ÜSTAD SEZAİ KARAKOÇ’UN SANATÇIYA / ŞAİRE BAKIŞI - 1
Giriş
Üstad Sezai Karakoç, edebiyat ve düşünce anlamında son yüzyılın en önemli şahsiyetlerinden biridir. Bütün aksiyonu programlı, sistematik bir öğretilemeye yöneliktir. İnsanımızın şuur sahibi olması ve özüne dönmesi adına "Diriliş" sistemini geliştirmiştir. "Diriliş" sisteminde edebiyatın farklı bir önemi ve yeri vardır. Çünkü edebiyat, üstadın "Diriliş" sisteminin başı, onun düşünce disiplinine göre, kendini inşa etmenin bir yöntemidir. Edebiyat bağlamında şair de, üstadın özellikle üzerine eğildiği, çeşitli tanımlarla sınırını çizdiği ve sonunda diriliş sisteminin şairini gösterdiği bir fenomendir. Biz bu yazıda üstadın "Edebiyat Yazıları 1" kitabında yer alan, sanatkârın / şairin, "Diriliş" sistemi için, arz ettiği önemi anlamaya çalışacağız. Bu kapsamın bir uzaması olarak da, üstadın uygarlık, kültür, sanat, edebiyat konularına dair fikirleri, ideali ve bakış açısına eğilmeye çalışacağız.
Sezai Karakoç'a Göre Sanat ve Aksiyon
Sezai Karakoç'a göre "sanat metafizik bir zemin"dir. Sanatın soyutlamadan başladığına dair bu açıklamadan uçlanan ise metafiziğin açıklamasıdır.

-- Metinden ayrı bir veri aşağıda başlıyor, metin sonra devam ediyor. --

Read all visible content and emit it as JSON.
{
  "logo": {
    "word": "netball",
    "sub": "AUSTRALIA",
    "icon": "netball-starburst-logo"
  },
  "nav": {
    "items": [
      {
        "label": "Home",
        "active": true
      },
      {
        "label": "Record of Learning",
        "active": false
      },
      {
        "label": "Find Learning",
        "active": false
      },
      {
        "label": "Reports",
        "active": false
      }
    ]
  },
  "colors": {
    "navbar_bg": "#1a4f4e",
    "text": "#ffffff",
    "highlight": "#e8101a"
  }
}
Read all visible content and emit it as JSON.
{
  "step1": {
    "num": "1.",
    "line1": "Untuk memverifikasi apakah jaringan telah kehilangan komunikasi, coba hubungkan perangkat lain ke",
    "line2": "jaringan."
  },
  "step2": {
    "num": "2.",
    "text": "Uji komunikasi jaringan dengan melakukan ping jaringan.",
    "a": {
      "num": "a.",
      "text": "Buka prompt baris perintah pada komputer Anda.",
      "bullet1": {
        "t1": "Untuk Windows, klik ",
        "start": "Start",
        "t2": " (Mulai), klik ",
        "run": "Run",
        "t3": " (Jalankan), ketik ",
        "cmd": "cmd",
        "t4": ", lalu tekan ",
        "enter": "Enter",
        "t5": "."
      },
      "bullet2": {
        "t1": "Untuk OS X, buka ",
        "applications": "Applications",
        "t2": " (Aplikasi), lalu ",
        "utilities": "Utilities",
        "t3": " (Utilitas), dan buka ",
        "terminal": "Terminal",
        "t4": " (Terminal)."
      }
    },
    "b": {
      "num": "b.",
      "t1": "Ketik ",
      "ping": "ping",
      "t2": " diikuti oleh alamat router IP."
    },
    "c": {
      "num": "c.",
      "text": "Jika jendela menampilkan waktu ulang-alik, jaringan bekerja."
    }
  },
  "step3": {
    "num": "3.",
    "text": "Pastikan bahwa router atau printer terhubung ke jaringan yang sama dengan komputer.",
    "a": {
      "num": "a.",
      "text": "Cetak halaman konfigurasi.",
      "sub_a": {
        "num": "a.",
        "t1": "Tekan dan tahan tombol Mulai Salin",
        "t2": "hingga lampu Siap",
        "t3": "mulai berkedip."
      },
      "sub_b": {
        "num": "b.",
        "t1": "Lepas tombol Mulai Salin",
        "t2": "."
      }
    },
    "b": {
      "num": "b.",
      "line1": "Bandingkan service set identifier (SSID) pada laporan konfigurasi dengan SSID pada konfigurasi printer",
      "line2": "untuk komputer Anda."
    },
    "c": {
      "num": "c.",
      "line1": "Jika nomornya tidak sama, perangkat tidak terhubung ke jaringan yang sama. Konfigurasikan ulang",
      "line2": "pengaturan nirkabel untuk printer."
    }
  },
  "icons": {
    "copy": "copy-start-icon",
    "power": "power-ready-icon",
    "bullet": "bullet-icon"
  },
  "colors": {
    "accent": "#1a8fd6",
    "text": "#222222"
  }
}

Üstada göre soyutlama bir ilkedir. Soyutlama bir nevi şekil arayışı ve daimilik / kalıcılık çabası içerir. Tabiattan model almak da bu çabanın özüdür. Metafizik ve soyutlama yoluyla sanat "Tanrı'nın yaratışını taklide yeltenme cinsinden bir iş olmakla birlikte, O'nun gibi yoktan var edici değildir elbet." Bu açıklamalar asıl yaratıcının izni ve icazeti iledir. Bu icazet de yine üstada göre O'nun önünde eğilmekten geçmektedir. Bu noktada üstadın metafizik açıklamasına bakalım: "Bizim metafiziğimiz, Tanrı ve âhiret inançlarıyla şahdamarında gürül gürül canlı bir kan, akan bir metafiziktir: İslam uygarlığının temel ilkesi olan bir mutlaklık âleminin bu dünya penceresinden görülen manzarasıdır. Bu dünya, aslında o dünya metnine bir çıkma, bir dipnottur." (Karakoç, Edebiyat Yazıları 1, 1997)
Üstad Sezai Karakoç sanatın zeminini metafizik olarak açıklarken o zemini "Tanrı ve âhiret inancı"yla tasarlar ve dünyayı "o metin için bir çıkma" şeklinde ifade eder. Zeminin metafizik oluşu tamamıyla içe dönüklük olmadığı gibi eylemsizlik anlamı da taşımaz. Hatta esasen bir "aksiyon"dur. Üstad bu aksiyonu açıklarken "gerçek" sıfatını da ekler. "Gerçek aksiyon inanç, ahlak, düşünce, bilim ve sanat planında ortaya konan, uzun çalışmaların ve sürekli sabırların yemişi eserler, durumlar ve oluşumlardır. Asıl aksiyon, çok bilinçli, bilgiyle yüklü, kültürle güçlenmiş, disiplinli ve uzak görüşlü davranışlardan doğar." (Karakoç, Varolma Savaşı 1, 2013). Üstad bu noktada aksiyonun çerçevesini çizmekte ve olası yanlış anlaşılmalardan korunmak için sanatı ve eseri aksiyon tanımının nirengi noktası olarak ifade etmektedir. Hatta devamında meseleyi kati olarak açıklayan şu cümleleri söyler: "Dirilişin aksiyondan anladığı; inanç, düşünce, ahlak ve kültürdür. İnanç ve medeniyet ideasına bağlı sanat ve edebiyat aksiyonudur." (Karakoç, Varolma Savaşı 1, 2013, s. 22)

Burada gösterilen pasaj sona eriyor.